今回はsystemd及びsystemctlコマンドについて説明します。
以前別の記事にてinitの説明に付随してSysVinitというシステム起動の仕組みについても説明しました。今回のsystemdはSysVinitよりも新しく、現在主流で使用されている仕組みとなります。
systemdの機能についてはかなりの項目量が有るので、細かい説明は省略し、どのような機能やコマンド、仕組みの違いが有るのかについて説明しようと思います。
SysVinitに対してsystemdが仕組みとしてどのような違いがあるのかを下記に示します。
①一番最初に起動されるプロセスがinitからsystemdとなっている。なのでPID1のプロセスがsystemd。

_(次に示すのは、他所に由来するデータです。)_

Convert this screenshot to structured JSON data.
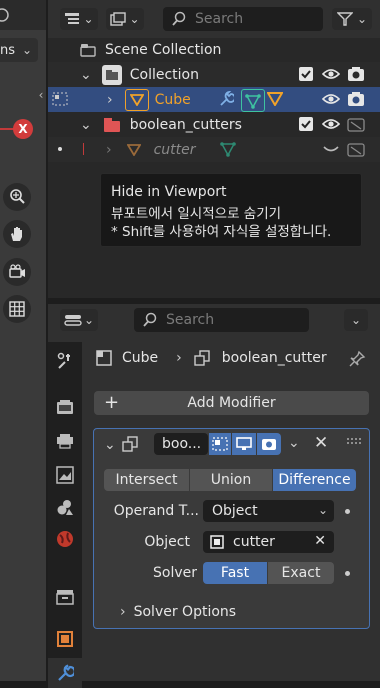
{
  "viewport": {
    "view_mode_fragment": "ns",
    "close_glyph": "X",
    "tools": [
      "zoom-icon",
      "hand-icon",
      "camera-icon",
      "grid-icon"
    ]
  },
  "outliner": {
    "search_placeholder": "Search",
    "scene_collection": "Scene Collection",
    "rows": [
      {
        "label": "Collection"
      },
      {
        "label": "Cube",
        "color": "#f0a22a"
      },
      {
        "label": "boolean_cutters"
      },
      {
        "label": "cutter"
      }
    ]
  },
  "tooltip": {
    "title": "Hide in Viewport",
    "line1": "뷰포트에서 일시적으로 숨기기",
    "line2": "* Shift를 사용하여 자식을 설정합니다."
  },
  "properties": {
    "search_placeholder": "Search",
    "breadcrumb": {
      "object": "Cube",
      "modifier": "boolean_cutter"
    },
    "add_modifier": "Add Modifier",
    "modifier": {
      "name_field": "boo...",
      "operations": [
        "Intersect",
        "Union",
        "Difference"
      ],
      "active_operation": "Difference",
      "operand_label": "Operand T...",
      "operand_value": "Object",
      "object_label": "Object",
      "object_value": "cutter",
      "solver_label": "Solver",
      "solvers": [
        "Fast",
        "Exact"
      ],
      "active_solver": "Fast",
      "solver_options": "Solver Options"
    }
  },
  "colors": {
    "accent": "#4772b3",
    "selected_row": "#334d80",
    "panel": "#303030",
    "orange": "#e1813a"
  }
}
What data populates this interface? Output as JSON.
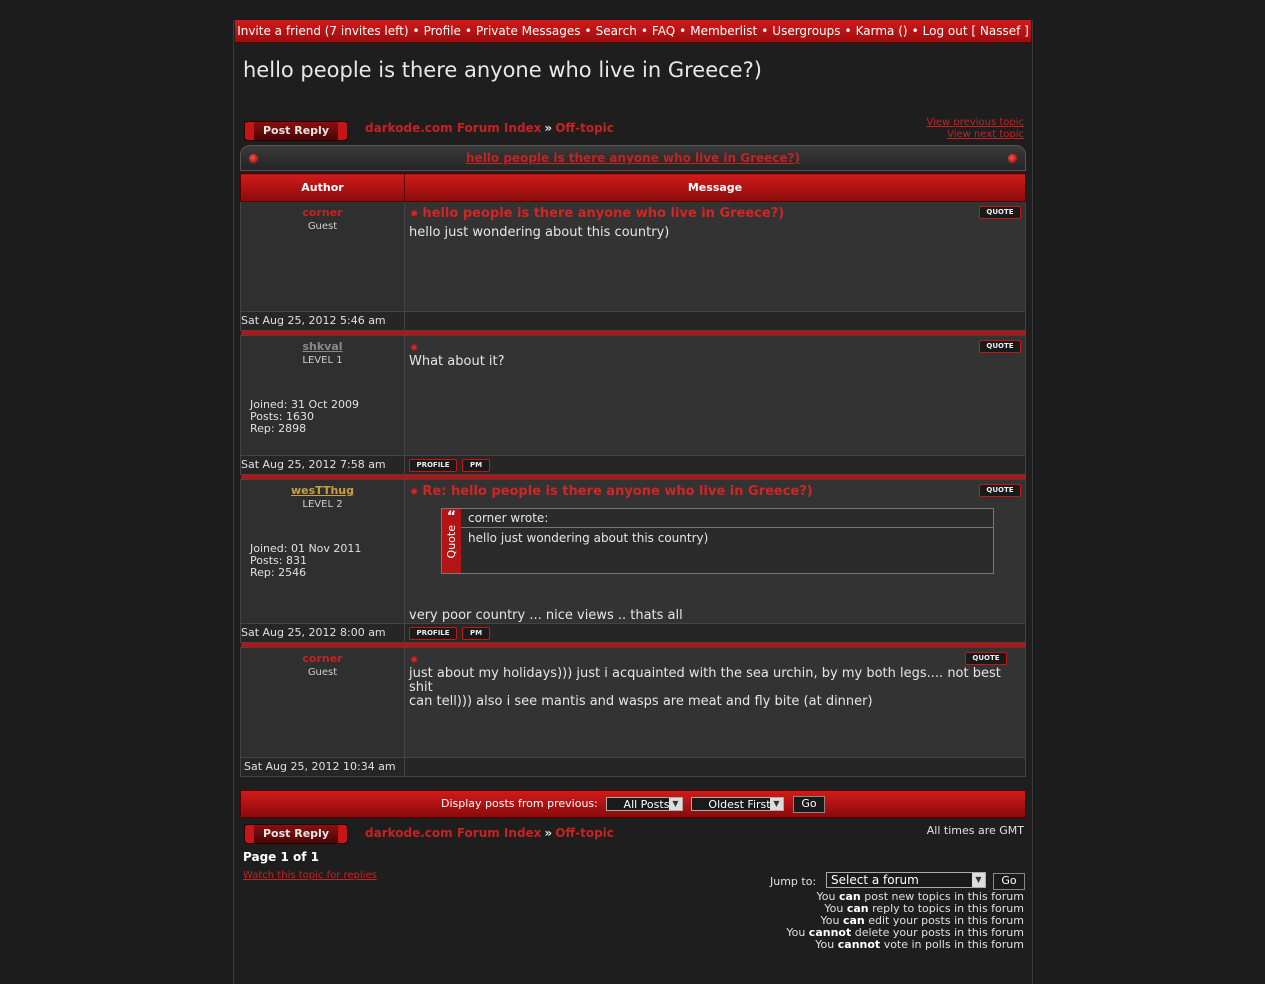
{
  "nav": {
    "items": [
      "Invite a friend (7 invites left)",
      "Profile",
      "Private Messages",
      "Search",
      "FAQ",
      "Memberlist",
      "Usergroups",
      "Karma ()",
      "Log out [ Nassef ]"
    ],
    "separator": "•"
  },
  "page_title": "hello people is there anyone who live in Greece?)",
  "post_reply_label": "Post Reply",
  "breadcrumb": {
    "index": "darkode.com Forum Index",
    "sep": "»",
    "forum": "Off-topic"
  },
  "topic_nav": {
    "previous": "View previous topic",
    "next": "View next topic"
  },
  "topic_bar_title": "hello people is there anyone who live in Greece?)",
  "table_headers": {
    "author": "Author",
    "message": "Message"
  },
  "posts": [
    {
      "author": "corner",
      "author_color": "#c62222",
      "rank": "Guest",
      "title": "hello people is there anyone who live in Greece?)",
      "body": "hello just wondering about this country)",
      "date": "Sat Aug 25, 2012 5:46 am"
    },
    {
      "author": "shkval",
      "author_color": "#8a8a8a",
      "rank": "LEVEL 1",
      "joined": "Joined: 31 Oct 2009",
      "posts": "Posts: 1630",
      "rep": "Rep: 2898",
      "title": "",
      "body": "What about it?",
      "date": "Sat Aug 25, 2012 7:58 am"
    },
    {
      "author": "wesTThug",
      "author_color": "#c8a040",
      "rank": "LEVEL 2",
      "joined": "Joined: 01 Nov 2011",
      "posts": "Posts: 831",
      "rep": "Rep: 2546",
      "title": "Re: hello people is there anyone who live in Greece?)",
      "quote_author": "corner wrote:",
      "quote_text": "hello just wondering about this country)",
      "quote_label": "Quote",
      "body": "very poor country ... nice views .. thats all",
      "date": "Sat Aug 25, 2012 8:00 am"
    },
    {
      "author": "corner",
      "author_color": "#c62222",
      "rank": "Guest",
      "title": "",
      "body_line1": "just about my holidays))) just i acquainted with the sea urchin, by my both legs.... not best shit",
      "body_line2": "can tell))) also i see mantis and wasps are meat and fly bite (at dinner)",
      "date": "Sat Aug 25, 2012 10:34 am"
    }
  ],
  "buttons": {
    "quote": "QUOTE",
    "profile": "PROFILE",
    "pm": "PM"
  },
  "display_posts": {
    "label": "Display posts from previous:",
    "filter_value": "All Posts",
    "order_value": "Oldest First",
    "go": "Go"
  },
  "timezone_note": "All times are GMT",
  "pagination": "Page 1 of 1",
  "watch_link": "Watch this topic for replies",
  "jump": {
    "label": "Jump to:",
    "value": "Select a forum",
    "go": "Go"
  },
  "permissions": [
    {
      "pre": "You",
      "key": "can",
      "post": "post new topics in this forum"
    },
    {
      "pre": "You",
      "key": "can",
      "post": "reply to topics in this forum"
    },
    {
      "pre": "You",
      "key": "can",
      "post": "edit your posts in this forum"
    },
    {
      "pre": "You",
      "key": "cannot",
      "post": "delete your posts in this forum"
    },
    {
      "pre": "You",
      "key": "cannot",
      "post": "vote in polls in this forum"
    }
  ],
  "colors": {
    "accent": "#c41616",
    "link": "#c62222",
    "background": "#1c1c1c"
  }
}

②SysVinitはプロセス一つ一つを順番に処理していくが、systemdは依存関係等を考慮しつつ同時並列に処理していくことができるため、起動が早い。
③systemdは「Unit」と呼ばれる単位で処理を分割している。(詳細は後で説明)
上記③の「Unit」についてですが、様々な種類が有るので下記に一覧を示します。
Unit一覧
service・・・各種サービスを起動。
device・・・各種デバイスを表示する。
mount・・・ファイルシステムをマウントする。(/etc/fstabより自動作成)
swap・・・スワップ領域を有効にする。(/etc/fstabより自動作成)
target・・・複数のユニットをグループ化する。
socket・・・特定のソケットを監視し、接続があるとサービスを起動する。
timer・・・サービスの起動を予約する。
SysVinitにおけるランレベルに相当するのが「target」になります。
例えばランレベル3は「multi-user.target」、ランレベル5は「graphical.target」となります。
ランレベル0~6がどの「target」が該当するのか、一覧を下記に示します。
ランレベル0→poweroff.target・・・システム終了
ランレベル1→rescue.target・・・シングルユーザーモード
ランレベル2、3、4→multi-user.target・・・マルチユーザーモード
ランレベル5→graphical.target・・・グラフィカルログインモード
ランレベル6→reboot.target・・・再起動
次にsystemdにてサービスの起動や設定、ターゲットの変更等を行うための「systemctl」コマンドについて説明していきます。
「systemctl」コマンドの書式、サブコマンド、オプションを下記に示します。
systemctl サブコマンド [Unit名] [オプション]
サブコマンド一覧
start・・・Unitを起動
stop・・・Unitを停止
restart・・・Unitを再起動
status・・・Unitの状態表示
enable・・・Unitを自動起動するようにする
disable・・・Unitを自動起動しないようにする
is-active・・・Unitの起動状態を確認する
kill・・・Unitへシグナルを送信する
list-units・・・起動中のUnitをすべて表示
reboot・・・再起動
poweroff・・・システム終了
get-default・・・最初に起動する「target」設定を確認する
set-default target名・・・最初に起動する「target」設定を設定する
isolate・・・現在の「target」を変更する
オプション
--type 種類・・・Unitの種類を指定
--all・・・Unitを全表示(起動しているかどうか関係無く)
--no-pager・・・ページャを使って表示しない(systemctlはデフォルトでページャで表示)
サービスやデーモンプロセスの自動起動設定や「target」の初期設定変更等、様々な設定変更を行うために「systemctl」コマンドは必須なので覚えておいた方が良いです。
例えばApccheのUnitである「httpd.service」を起動するのであれば「systemctl start httpd」と入力・実行すれば起動できます。
また、現在の「target」を「graphical.target」へ変更したいのであれば「systemctl isolate graphical.target」と入力・実行すればグラフィカルログインモードになります。
今回は「systemd」や「systemctl」の基本的な説明をさせていただきました。